Here, Gerald initiated the practice of celebrating Mass and the Office for the Dead for 30 days after the death of a community member. His constant advice to his Monks for as long as he lived was – that they should shun all idle conversation and discussion.
Near the end of his life, he wrote the Vita and Miracles of St Adelard . He died at the Abbey of -Majeure in 1095.
A Note on St Gerald’s great work of Founding the Monastery of Sauve-Majeure:
“Sauve-Majeure Abbey is a former Benedictine Monastery near the present village of La Sauve in the department of the Gironde, in a region once heavily forested. Although now in ruins, the remains of the Abbey are still of great interest in terms of Romanesque architecture, especially because of the many sculpted capitals still surviving.
In 1998 the Abbey ruins were included as part of the UNESCO world heritage site of the pilgrimage route to St James of Compostela.
On the spot known as Hauteville, halfway between the Garonne and the Dordogne, St Gerald of Sauve-Majeure founded the Abbey of Grande-Sauve in 1079, of which he was also the first Abbot. Its name refers to the Silva Major, the great forest that then occupied the whole region known as the Vignoble de l’Entre-Deux-Mers (“vineyard between two seas”) which was a gift to St Gerald from Duke William VIII of Aquitaine.

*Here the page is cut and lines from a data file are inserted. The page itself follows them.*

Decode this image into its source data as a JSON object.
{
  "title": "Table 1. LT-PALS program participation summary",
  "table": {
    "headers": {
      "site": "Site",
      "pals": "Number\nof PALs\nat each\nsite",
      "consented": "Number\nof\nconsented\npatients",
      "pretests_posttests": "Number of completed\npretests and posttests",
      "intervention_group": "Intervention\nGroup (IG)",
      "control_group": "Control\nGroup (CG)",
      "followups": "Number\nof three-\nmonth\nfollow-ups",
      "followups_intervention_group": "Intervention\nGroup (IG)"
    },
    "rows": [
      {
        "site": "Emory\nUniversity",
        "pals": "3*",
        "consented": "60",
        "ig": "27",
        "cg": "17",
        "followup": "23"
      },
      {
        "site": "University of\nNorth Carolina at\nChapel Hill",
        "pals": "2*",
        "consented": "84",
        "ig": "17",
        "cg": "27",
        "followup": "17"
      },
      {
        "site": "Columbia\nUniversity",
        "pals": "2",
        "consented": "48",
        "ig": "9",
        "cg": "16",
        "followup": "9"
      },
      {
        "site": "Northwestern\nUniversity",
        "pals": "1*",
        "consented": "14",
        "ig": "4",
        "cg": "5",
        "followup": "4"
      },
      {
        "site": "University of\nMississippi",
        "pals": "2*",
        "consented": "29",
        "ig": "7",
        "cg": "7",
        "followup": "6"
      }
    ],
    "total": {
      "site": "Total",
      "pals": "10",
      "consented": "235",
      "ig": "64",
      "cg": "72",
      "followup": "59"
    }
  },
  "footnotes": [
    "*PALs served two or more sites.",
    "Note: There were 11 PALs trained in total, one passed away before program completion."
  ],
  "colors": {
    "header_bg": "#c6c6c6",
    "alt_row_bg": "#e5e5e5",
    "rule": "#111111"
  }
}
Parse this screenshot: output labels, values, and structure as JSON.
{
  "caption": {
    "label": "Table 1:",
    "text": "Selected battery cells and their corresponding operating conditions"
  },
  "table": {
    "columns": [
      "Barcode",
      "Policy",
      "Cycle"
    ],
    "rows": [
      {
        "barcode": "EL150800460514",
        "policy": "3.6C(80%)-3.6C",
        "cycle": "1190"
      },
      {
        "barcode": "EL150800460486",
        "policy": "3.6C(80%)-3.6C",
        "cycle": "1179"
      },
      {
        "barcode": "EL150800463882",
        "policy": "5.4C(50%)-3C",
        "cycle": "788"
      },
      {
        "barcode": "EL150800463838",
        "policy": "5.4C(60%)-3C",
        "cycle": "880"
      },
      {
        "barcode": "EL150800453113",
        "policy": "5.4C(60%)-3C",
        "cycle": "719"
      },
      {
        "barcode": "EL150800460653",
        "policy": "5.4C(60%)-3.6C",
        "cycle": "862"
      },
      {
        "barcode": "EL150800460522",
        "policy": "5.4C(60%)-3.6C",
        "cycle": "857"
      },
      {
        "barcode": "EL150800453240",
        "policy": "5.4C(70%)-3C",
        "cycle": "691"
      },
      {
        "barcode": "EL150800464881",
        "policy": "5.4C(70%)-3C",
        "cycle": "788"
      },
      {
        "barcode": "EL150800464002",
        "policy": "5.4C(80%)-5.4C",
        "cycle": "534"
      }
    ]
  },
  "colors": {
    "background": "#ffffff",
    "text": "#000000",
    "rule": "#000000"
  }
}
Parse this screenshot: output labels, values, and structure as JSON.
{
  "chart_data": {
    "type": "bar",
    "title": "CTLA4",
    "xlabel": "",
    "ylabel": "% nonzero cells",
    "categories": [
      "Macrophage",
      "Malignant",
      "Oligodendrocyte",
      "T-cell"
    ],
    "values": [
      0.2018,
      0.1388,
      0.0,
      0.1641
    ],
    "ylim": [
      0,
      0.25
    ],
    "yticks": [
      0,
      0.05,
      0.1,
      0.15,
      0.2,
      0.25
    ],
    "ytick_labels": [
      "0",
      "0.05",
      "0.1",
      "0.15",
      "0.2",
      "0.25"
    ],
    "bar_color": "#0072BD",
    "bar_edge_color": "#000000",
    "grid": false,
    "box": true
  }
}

With the support of the Duke, the Pope and a large number of generous benefactors and protectors, including the Kings of England and France, its Patrons, the Abbey prospered and grew rapidly. It is sited on the route to Santiago de Compostela and served as a local point of departure for pilgrims.
During the French Revolution the Abbey’s assets were confiscated and dispersed. The surviving buildings were used from 1793 as a prison. The Church roofcollapsed in 1809 and for the next forty years, the remains were used as a quarry for the village of La Sauve.
In 1837 the Archbishop bought up the site and had a Jesuit college built there, which was later converted into a teachers’ training college. But in 1910 the school was destroyed in a fire and the site was again abandoned. Between 1914 and 1918 the remaining buildings were used as a small military hospital.
In 1960 the site was acquired by the French government and the ruins made stable. The site is now open to the public under the management of the Centre des Monuments Historiques.”